Observe the use of the asterisk (*) for the column list in Example 11-30. Since found_author is declared with the %ROWTYPE attribute on the authors table, it is created with the same data structure as the authors table. The asterisk can therefore be used to populate the found_author variable with each column value selected from the SELECT INTO statement in Example 11-31.

Example 11-31. Results of the new get_author( ) function

booktown=# SELECT get_author(1212);
  get_author
--------------
 John Worsley
(1 row)

Concatenation

Concatenation is the process of combining two (or more) strings together to produce another string. It is a standard operation built into PostgreSQL, and may therefore be used directly on variables within a PL/pgSQL function. When working with several variables containing character data, it is an irreplaceable formatting tool.

Concatenation can only be used with character strings. Strings are concatenated by placing the concatenation operator (||) between two or more character strings (string literal or a character string variable) that you wish to be combined. This can be used to combine two strings together to form a compound word, and to combine multiple strings together to form complex character string combinations.

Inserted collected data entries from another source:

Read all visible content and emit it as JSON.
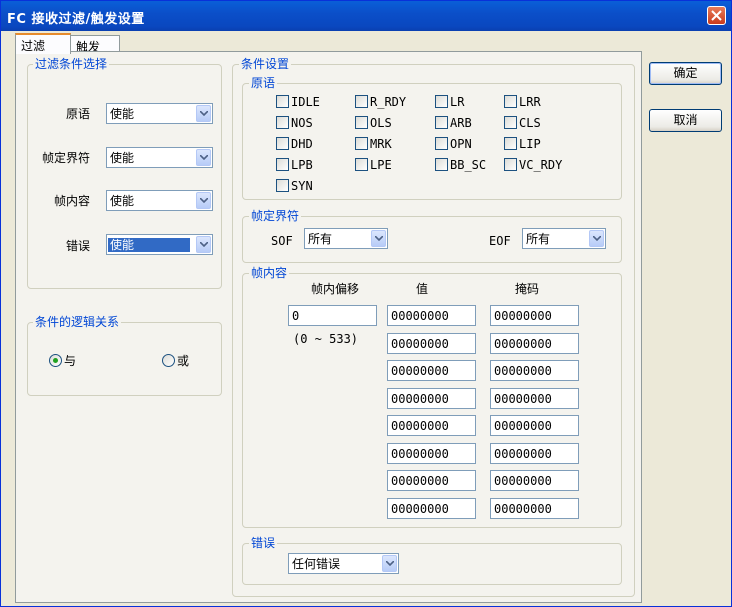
{
  "window": {
    "title": "FC 接收过滤/触发设置"
  },
  "tabs": [
    {
      "label": "过滤"
    },
    {
      "label": "触发"
    }
  ],
  "buttons": {
    "ok": "确定",
    "cancel": "取消"
  },
  "filter_select": {
    "title": "过滤条件选择",
    "rows": [
      {
        "label": "原语",
        "value": "使能"
      },
      {
        "label": "帧定界符",
        "value": "使能"
      },
      {
        "label": "帧内容",
        "value": "使能"
      },
      {
        "label": "错误",
        "value": "使能"
      }
    ]
  },
  "logic": {
    "title": "条件的逻辑关系",
    "options": [
      {
        "label": "与",
        "checked": true
      },
      {
        "label": "或",
        "checked": false
      }
    ]
  },
  "conditions": {
    "title": "条件设置",
    "primitives": {
      "title": "原语",
      "items": [
        {
          "label": "IDLE",
          "checked": false
        },
        {
          "label": "R_RDY",
          "checked": false
        },
        {
          "label": "LR",
          "checked": false
        },
        {
          "label": "LRR",
          "checked": false
        },
        {
          "label": "NOS",
          "checked": false
        },
        {
          "label": "OLS",
          "checked": false
        },
        {
          "label": "ARB",
          "checked": false
        },
        {
          "label": "CLS",
          "checked": false
        },
        {
          "label": "DHD",
          "checked": false
        },
        {
          "label": "MRK",
          "checked": false
        },
        {
          "label": "OPN",
          "checked": false
        },
        {
          "label": "LIP",
          "checked": false
        },
        {
          "label": "LPB",
          "checked": false
        },
        {
          "label": "LPE",
          "checked": false
        },
        {
          "label": "BB_SC",
          "checked": false
        },
        {
          "label": "VC_RDY",
          "checked": false
        },
        {
          "label": "SYN",
          "checked": false
        }
      ]
    },
    "delimiter": {
      "title": "帧定界符",
      "sof_label": "SOF",
      "sof_value": "所有",
      "eof_label": "EOF",
      "eof_value": "所有"
    },
    "content": {
      "title": "帧内容",
      "col_offset": "帧内偏移",
      "col_value": "值",
      "col_mask": "掩码",
      "offset": "0",
      "range": "(0 ~ 533)",
      "values": [
        "00000000",
        "00000000",
        "00000000",
        "00000000",
        "00000000",
        "00000000",
        "00000000",
        "00000000"
      ],
      "masks": [
        "00000000",
        "00000000",
        "00000000",
        "00000000",
        "00000000",
        "00000000",
        "00000000",
        "00000000"
      ]
    },
    "error": {
      "title": "错误",
      "value": "任何错误"
    }
  }
}
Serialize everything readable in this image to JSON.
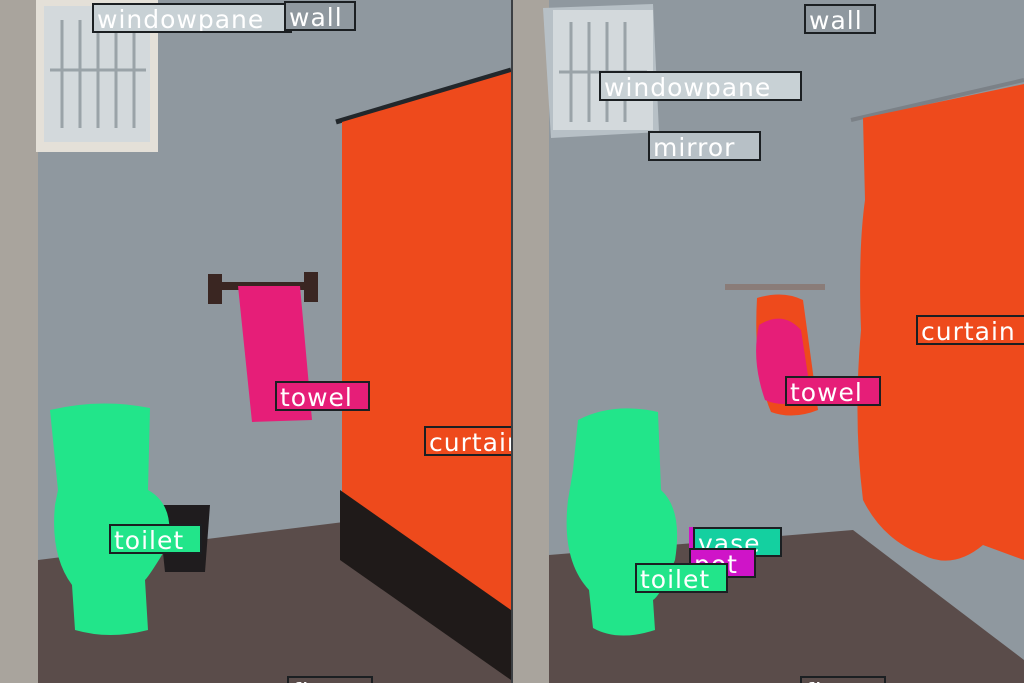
{
  "colors": {
    "wall": "#8f989f",
    "windowpane": "#d3d9dc",
    "mirror": "#b7c0c6",
    "curtain": "#ee4a1c",
    "towel": "#e61e78",
    "toilet": "#22e58a",
    "vase": "#14d0a0",
    "pot": "#cf14c8",
    "floor": "#5a4c4a"
  },
  "panels": {
    "left": {
      "labels": [
        {
          "id": "windowpane",
          "text": "windowpane"
        },
        {
          "id": "wall",
          "text": "wall"
        },
        {
          "id": "towel",
          "text": "towel"
        },
        {
          "id": "curtain",
          "text": "curtain"
        },
        {
          "id": "toilet",
          "text": "toilet"
        },
        {
          "id": "floor",
          "text": "floor"
        }
      ]
    },
    "right": {
      "labels": [
        {
          "id": "wall",
          "text": "wall"
        },
        {
          "id": "windowpane",
          "text": "windowpane"
        },
        {
          "id": "mirror",
          "text": "mirror"
        },
        {
          "id": "curtain",
          "text": "curtain"
        },
        {
          "id": "towel",
          "text": "towel"
        },
        {
          "id": "vase",
          "text": "vase"
        },
        {
          "id": "pot",
          "text": "pot"
        },
        {
          "id": "toilet",
          "text": "toilet"
        },
        {
          "id": "floor",
          "text": "floor"
        }
      ]
    }
  }
}
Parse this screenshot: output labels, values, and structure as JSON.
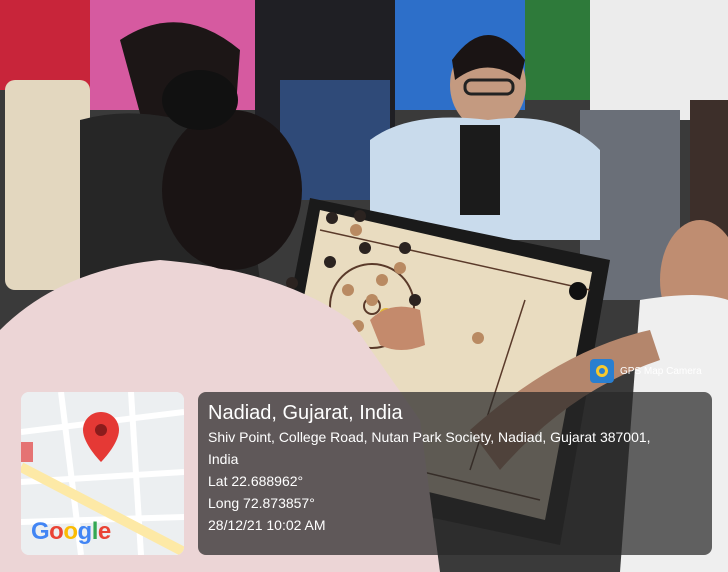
{
  "photo": {
    "description_icon": "carrom-game-photo"
  },
  "badge": {
    "label": "GPS Map Camera",
    "icon": "gps-camera-icon"
  },
  "map": {
    "logo": "Google",
    "icon": "map-pin-icon"
  },
  "location": {
    "title": "Nadiad, Gujarat, India",
    "address_line1": "Shiv Point, College Road, Nutan Park Society, Nadiad, Gujarat 387001,",
    "address_line2": "India",
    "lat": "Lat 22.688962°",
    "long": "Long 72.873857°",
    "datetime": "28/12/21 10:02 AM"
  },
  "colors": {
    "board": "#e9dcc0",
    "pin": "#e53935",
    "panel": "#282828"
  }
}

Concatenation can only be used in situations where your function requires a string value, such as when a string must be returned (as shown in Example 11-32), or when you are assigning a new value to a string variable (as shown in Example 11-33).

Example 11-32. Returning a concatenated string

CREATE FUNCTION compound_word(text, text) RETURNS text AS '
  DECLARE
     
     -- Define aliases for function arguments.
    word1 ALIAS FOR $1;
    word2 ALIAS FOR $2;
  
  BEGIN
     
     -- Return the resulting joined words.
    RETURN word1 || word2;
  
  END;

' LANGUAGE 'plpgsql';

When the words break and fast are passed as arguments to the compound_word() function, the function returns breakfast as the concatenated string:

booktown=# SELECT compound_word('break', 'fast');
 compound_word
---------------
 breakfast
(1 row)

Example 11-33. Assigning a concatenated value to a string

CREATE FUNCTION title_and_author (text, text) RETURNS text AS '
    DECLARE
        
        -- Declare aliases for the two function arguments.
       title ALIAS for $1;
       author ALIAS for $2;
        
        -- Declare a text variable to hold the string result
        -- of the concatenation.
       result text;
    
    BEGIN
        
        -- Combine the title variable and the author
        -- variable together, placing a comma and the
        -- word by between them.
       result := title || '', by '' || author;
        
        -- Return the resulting string.
       return result;
    
    END;
' language 'plpgsql';

If you pass the strings Practical PostgreSQL and Command Prompt, Inc. to the function created in Example 11-33, the function returns Practical PostgreSQL, by Command Prompt, Inc.:

booktown=# SELECT title_and_author('Practical PostgreSQL','Command Prompt, Inc.');
               title_and_author
-----------------------------------------------
 Practical PostgreSQL, by Command Prompt, Inc.